What Language Models Learn When You're Not Looking

Table of Contents

6. What Adequate Mitigation Actually Requires

Training specs describe intent. Loss functions describe reality. The gap between them is larger and stranger than most deployment pipelines account for.

Language models don’t learn what their designers intend. They learn what their loss function measures. Minimising cross-entropy on a training distribution doesn’t specify behaviour — it creates optimisation pressure toward any representation that reduces prediction error on that specific dataset. This sounds like a fine distinction until you see what falls through the cracks.

Researchers have now documented four distinct phenomena where models acquire things nobody asked for. Two arise from how data is collected and scaled. Adversaries deliberately insert two. All four are present in production systems today. Understanding the difference matters: two of them are detectable with the right evaluation setup; the other two are not, at least not with current tooling.

Subliminal Learning

This is the most unsettling of the four. A model’s behavioural traits aren’t just in its outputs — they’re encoded in the statistical structure of those outputs: the probability distributions, the token co-occurrence patterns, the subtle regularities in how it sequences text given context. When another model trains on data generated by the first, it inherits something of the first model’s distributional fingerprint.
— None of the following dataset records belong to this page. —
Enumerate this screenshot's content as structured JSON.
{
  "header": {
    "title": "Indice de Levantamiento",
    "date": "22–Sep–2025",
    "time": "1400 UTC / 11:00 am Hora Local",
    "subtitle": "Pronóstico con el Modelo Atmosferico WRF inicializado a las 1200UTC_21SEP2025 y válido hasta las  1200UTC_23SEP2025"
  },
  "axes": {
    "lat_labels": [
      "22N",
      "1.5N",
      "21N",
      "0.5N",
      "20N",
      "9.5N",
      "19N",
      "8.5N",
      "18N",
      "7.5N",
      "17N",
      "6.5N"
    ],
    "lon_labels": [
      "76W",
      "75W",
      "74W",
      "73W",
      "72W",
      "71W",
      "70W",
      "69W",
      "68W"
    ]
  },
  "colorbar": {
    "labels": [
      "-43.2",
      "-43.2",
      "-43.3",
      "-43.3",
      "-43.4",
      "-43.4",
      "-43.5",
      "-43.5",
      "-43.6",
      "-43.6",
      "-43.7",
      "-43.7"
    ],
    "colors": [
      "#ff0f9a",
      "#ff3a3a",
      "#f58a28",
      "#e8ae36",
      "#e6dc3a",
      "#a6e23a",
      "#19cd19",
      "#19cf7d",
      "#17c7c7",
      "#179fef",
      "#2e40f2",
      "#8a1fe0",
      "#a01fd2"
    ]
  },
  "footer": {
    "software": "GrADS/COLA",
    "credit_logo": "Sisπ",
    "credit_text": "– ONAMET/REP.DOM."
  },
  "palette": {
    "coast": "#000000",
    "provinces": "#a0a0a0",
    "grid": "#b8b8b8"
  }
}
Cloud et al. (2025) demonstrated this concretely: a “teacher” model with an embedded misalignment trait generated a dataset of number sequences. A “student” sharing the same base architecture trained on this data and acquired the trait — even after content filtering removed all explicit references to it. When the teacher and student had different base models, the effect disappeared entirely, confirming that transmission occurs through model-specific patterns rather than content semantics.

Key result The geometric proof (Theorem 1) shows that if student and teacher share the same initialization, the student’s parameter update will always have a non-negative projection onto the teacher’s trait direction. The student is mathematically guaranteed not to move away from the trait. This is not an empirical regularity. It is a consequence of shared initialization geometry.

The current ecosystem amplifies this risk significantly. A small number of foundation models serve as the base for most deployed fine-tuned variants. Synthetic data generated by those models circulates back into training pipelines via fine-tuning datasets, RLHF preference data, and instruction tuning corpora. The trait transmission pathway doesn’t require a coordinated attack. It can arise from unintentional contamination by any model in the generation graph.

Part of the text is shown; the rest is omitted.